I was made redundant because I was so unreliable, lost friends that I have had since moving to Bournemouth 21 years ago, lost my busy social life, including performing burlesque.

These changes and the unpredictability of my symptoms have led to depression and anxiety and additional symptoms caused by the amount of medication I am on.

When I was experiencing a particularly dark period my Mum wrote to me and put in the card, "You come from a long line of strong women", which really struck a chord with me.

It made me not only think of my Mum and my Grandma, who was a strong woman, but also the other strong women who have stayed in my life. They have been there, through the good and the bad, they check in on me, are happy to visit and if I'm having a bad day are happy to lie in bed with me and chat or watch a film, or just happy to let me sleep. True friendship and extended family!

The strong women start with my Mum and Grandma; I never got to meet my Grandma as she died when my Mum was 12 years old from breast cancer. My Grandad remarried and it resulted in my Mum basically being told to leave when she was 16.

She ended up in London where she eventually met my biological father. Upon finding out she was pregnant and telling him, he left his job and flat and disappeared.

My Mum fought to have me, and struggled financially and emotionally until she met my step dad (who is ultimately the only dad I have ever known or wanted). To know someone loves you that much is really overwhelming.
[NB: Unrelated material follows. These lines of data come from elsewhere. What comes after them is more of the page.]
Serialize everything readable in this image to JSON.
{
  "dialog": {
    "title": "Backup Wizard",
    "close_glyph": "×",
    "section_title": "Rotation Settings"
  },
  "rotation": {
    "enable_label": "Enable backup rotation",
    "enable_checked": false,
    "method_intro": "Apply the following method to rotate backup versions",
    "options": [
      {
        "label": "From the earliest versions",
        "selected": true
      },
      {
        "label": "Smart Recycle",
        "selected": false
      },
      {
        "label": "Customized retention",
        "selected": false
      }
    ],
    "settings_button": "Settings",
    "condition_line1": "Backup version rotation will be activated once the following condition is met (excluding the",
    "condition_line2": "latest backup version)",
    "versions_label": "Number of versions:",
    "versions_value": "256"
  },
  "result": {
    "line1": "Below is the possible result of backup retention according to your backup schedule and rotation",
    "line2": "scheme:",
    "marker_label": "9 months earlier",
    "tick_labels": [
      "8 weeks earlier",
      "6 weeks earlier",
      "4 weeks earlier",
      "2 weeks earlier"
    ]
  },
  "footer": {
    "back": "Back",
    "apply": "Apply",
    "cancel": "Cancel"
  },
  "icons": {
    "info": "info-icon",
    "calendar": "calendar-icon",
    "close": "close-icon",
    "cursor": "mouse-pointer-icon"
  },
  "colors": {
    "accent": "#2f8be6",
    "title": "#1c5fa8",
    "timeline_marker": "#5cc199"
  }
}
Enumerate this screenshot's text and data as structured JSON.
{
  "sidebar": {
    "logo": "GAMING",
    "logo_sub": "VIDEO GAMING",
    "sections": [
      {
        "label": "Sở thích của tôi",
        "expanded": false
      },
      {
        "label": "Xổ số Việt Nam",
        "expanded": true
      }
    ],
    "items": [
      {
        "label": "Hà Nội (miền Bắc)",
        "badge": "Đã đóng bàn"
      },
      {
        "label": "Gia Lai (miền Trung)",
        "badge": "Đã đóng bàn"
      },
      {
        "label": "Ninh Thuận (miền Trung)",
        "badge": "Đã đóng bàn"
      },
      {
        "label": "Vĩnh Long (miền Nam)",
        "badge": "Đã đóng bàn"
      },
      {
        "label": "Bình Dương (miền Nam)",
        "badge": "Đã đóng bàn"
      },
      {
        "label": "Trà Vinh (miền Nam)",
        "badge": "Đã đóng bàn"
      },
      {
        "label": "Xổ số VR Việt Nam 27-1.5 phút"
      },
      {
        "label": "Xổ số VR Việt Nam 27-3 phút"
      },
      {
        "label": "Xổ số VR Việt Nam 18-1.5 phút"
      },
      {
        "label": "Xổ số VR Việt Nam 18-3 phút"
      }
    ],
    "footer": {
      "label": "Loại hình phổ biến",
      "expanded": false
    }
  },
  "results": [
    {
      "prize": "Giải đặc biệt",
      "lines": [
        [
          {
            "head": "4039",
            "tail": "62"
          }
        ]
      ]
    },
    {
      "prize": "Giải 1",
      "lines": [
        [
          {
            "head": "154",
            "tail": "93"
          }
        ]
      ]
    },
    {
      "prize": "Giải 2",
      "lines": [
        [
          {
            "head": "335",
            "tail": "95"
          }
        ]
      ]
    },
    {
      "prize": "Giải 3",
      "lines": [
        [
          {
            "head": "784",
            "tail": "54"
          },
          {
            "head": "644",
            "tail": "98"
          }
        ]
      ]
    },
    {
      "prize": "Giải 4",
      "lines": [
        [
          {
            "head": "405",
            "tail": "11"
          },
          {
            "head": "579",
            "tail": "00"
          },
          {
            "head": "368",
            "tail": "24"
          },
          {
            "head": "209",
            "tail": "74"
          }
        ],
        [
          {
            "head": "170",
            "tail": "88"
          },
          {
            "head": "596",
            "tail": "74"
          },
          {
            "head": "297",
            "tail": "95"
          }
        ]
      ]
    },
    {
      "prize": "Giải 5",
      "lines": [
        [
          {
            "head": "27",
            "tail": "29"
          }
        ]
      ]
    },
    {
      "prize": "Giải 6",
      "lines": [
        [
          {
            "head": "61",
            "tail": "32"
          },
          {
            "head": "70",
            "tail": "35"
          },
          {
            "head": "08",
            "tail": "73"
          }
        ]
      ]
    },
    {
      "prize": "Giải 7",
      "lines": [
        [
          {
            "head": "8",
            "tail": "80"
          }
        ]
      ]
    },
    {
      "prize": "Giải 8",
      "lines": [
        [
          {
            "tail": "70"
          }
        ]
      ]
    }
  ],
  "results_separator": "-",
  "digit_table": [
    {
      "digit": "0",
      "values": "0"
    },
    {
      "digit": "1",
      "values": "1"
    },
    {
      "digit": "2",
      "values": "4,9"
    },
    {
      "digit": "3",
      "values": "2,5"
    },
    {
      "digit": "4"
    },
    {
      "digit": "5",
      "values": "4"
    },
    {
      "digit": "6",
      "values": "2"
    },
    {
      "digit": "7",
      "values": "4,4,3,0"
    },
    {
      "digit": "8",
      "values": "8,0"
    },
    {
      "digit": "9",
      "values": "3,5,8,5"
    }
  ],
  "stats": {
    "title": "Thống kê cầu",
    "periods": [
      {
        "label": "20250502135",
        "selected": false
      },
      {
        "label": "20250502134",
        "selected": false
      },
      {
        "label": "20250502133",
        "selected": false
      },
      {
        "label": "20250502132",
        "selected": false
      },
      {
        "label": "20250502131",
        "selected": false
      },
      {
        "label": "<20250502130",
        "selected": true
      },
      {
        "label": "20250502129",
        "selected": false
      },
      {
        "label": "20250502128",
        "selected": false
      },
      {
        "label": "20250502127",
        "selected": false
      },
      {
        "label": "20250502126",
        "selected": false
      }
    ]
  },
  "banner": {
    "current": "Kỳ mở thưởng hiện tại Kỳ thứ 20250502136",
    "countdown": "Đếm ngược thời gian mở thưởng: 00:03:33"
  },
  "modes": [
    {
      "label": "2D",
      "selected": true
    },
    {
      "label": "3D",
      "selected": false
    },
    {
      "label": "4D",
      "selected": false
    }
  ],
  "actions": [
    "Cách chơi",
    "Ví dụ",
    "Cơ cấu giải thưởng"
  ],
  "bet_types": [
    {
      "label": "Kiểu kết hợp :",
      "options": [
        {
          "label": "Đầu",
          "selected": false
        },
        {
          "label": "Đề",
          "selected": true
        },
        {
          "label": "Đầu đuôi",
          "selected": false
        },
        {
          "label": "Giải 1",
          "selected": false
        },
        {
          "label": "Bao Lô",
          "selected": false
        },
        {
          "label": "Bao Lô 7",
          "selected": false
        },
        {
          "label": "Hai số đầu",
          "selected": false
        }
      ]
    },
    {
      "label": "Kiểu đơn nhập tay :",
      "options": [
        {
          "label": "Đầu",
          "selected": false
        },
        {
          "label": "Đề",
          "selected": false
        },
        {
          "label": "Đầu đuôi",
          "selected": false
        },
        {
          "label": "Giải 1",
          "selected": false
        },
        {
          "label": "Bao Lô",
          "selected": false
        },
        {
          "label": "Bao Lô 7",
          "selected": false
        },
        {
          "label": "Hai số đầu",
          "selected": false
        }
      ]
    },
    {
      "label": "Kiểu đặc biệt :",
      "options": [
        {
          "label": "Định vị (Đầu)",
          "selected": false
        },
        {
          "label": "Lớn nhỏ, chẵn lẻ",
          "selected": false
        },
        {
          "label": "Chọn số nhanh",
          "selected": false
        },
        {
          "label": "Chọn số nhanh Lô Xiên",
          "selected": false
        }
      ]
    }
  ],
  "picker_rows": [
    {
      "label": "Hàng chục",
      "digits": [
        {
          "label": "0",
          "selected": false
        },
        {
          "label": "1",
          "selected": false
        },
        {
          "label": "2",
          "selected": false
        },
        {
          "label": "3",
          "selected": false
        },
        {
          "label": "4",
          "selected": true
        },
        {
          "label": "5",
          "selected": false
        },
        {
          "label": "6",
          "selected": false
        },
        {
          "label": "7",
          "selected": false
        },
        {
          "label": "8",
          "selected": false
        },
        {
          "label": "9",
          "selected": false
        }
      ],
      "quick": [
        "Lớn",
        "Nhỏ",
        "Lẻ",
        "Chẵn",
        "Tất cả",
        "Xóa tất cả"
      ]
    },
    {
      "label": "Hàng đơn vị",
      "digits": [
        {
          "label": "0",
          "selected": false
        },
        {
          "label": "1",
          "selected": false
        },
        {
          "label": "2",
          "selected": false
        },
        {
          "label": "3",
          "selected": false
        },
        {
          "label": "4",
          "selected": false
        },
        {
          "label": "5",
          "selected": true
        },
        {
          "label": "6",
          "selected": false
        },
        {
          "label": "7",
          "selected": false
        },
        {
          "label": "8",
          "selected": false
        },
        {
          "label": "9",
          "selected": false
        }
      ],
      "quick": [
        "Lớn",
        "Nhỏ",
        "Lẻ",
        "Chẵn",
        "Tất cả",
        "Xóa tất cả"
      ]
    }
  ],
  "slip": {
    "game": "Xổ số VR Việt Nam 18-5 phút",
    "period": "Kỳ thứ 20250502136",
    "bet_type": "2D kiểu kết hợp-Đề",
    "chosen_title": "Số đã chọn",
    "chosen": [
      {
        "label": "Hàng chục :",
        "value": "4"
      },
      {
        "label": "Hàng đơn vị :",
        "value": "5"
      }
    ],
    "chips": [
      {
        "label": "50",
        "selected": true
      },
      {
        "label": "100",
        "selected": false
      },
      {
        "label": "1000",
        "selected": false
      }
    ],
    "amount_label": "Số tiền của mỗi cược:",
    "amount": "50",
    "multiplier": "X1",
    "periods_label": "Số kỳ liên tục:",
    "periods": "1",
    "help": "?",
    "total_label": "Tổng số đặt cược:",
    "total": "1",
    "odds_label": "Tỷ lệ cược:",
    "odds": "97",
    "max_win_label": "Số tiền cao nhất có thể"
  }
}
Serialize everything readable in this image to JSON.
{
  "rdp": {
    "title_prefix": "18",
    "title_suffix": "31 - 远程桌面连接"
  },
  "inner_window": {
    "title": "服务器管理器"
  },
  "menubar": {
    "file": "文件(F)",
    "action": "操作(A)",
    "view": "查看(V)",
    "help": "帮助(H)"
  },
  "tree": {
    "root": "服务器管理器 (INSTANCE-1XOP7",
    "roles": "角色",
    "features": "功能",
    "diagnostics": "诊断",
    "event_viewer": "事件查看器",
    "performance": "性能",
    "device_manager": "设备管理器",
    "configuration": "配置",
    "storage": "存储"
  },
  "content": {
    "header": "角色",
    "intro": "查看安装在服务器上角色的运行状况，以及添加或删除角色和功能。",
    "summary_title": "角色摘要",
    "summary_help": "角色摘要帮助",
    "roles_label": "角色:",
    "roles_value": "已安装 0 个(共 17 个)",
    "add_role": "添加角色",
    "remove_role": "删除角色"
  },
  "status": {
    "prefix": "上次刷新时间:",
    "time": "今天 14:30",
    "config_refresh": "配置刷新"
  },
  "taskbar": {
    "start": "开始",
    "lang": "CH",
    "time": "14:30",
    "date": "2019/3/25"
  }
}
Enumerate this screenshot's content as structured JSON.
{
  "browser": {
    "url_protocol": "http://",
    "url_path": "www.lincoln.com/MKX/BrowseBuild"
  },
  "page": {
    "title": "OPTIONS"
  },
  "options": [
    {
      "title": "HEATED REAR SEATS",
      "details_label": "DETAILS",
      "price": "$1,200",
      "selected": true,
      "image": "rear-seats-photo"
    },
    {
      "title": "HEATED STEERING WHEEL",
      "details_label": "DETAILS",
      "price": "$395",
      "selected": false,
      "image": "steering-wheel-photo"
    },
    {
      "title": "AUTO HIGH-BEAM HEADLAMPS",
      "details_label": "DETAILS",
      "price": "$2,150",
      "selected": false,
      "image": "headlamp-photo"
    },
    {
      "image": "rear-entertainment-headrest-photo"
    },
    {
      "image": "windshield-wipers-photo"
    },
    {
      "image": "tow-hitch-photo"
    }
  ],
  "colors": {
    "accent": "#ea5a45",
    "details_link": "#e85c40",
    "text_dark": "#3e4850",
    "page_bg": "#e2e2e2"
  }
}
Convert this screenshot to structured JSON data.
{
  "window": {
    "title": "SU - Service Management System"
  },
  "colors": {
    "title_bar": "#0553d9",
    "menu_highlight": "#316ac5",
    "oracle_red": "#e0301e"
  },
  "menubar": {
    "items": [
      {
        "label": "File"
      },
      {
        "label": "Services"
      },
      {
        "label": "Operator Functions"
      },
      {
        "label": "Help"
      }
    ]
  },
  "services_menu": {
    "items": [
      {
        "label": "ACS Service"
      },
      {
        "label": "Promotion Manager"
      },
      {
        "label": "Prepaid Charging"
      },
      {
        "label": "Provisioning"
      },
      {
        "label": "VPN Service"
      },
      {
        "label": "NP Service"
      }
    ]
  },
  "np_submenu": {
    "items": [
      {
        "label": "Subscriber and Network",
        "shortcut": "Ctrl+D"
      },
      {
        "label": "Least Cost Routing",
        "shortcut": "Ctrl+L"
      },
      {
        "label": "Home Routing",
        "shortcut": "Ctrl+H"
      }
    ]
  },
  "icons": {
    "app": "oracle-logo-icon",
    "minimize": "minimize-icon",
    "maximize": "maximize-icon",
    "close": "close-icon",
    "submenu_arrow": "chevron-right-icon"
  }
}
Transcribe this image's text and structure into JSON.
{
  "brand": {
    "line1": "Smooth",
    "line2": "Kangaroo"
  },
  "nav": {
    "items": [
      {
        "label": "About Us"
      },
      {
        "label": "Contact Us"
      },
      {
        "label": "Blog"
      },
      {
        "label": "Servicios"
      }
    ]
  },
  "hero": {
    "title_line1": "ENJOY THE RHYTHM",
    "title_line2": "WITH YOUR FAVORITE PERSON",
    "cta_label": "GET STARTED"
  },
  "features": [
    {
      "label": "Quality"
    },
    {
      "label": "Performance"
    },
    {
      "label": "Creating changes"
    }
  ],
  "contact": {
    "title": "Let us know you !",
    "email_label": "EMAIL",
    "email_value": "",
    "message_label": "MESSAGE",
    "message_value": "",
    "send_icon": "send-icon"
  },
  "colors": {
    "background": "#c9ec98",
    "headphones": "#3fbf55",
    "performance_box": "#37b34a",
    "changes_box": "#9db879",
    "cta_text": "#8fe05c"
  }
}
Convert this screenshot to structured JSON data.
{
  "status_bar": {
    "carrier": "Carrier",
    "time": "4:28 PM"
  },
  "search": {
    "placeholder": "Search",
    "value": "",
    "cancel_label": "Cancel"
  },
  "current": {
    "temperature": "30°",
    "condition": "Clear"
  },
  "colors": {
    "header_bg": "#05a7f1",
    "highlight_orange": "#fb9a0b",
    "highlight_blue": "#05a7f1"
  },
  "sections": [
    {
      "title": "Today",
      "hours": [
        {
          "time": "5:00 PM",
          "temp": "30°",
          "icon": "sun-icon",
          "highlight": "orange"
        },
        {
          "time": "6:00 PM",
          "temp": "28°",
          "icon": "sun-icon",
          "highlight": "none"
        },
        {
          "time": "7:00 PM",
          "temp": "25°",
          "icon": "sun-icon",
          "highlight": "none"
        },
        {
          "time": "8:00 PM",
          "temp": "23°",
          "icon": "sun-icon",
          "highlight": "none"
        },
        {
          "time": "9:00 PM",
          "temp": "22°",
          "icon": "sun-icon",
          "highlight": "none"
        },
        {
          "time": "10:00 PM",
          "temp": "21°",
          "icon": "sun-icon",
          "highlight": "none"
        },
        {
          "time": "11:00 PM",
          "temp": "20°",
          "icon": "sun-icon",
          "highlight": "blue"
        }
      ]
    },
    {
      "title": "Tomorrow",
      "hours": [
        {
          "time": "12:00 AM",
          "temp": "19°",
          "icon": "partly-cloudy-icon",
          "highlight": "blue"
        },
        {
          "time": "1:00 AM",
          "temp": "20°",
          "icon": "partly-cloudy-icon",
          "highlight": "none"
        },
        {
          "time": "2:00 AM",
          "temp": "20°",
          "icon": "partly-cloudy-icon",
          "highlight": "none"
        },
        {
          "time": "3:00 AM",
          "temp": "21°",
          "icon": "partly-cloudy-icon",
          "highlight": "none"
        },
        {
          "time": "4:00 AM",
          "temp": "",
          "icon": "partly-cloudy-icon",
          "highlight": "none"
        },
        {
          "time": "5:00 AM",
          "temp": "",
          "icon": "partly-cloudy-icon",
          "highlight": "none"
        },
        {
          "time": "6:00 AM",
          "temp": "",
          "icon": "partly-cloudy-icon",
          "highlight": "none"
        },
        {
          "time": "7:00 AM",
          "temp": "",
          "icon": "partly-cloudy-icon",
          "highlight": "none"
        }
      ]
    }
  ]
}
So this tattoo celebrates all my strong women: My mum (the words), grandmother (breast cancer ribbon), Ally from Burlesque (the flowers), Michelle (who I call Bill and has been my best friend since secondary school), Kat (known since college) and Leah (the Manchester bee - I met her when living in the same block of flats). The butterfly represents new beginnings and purple is the colour that is associated with Fibromyalgia.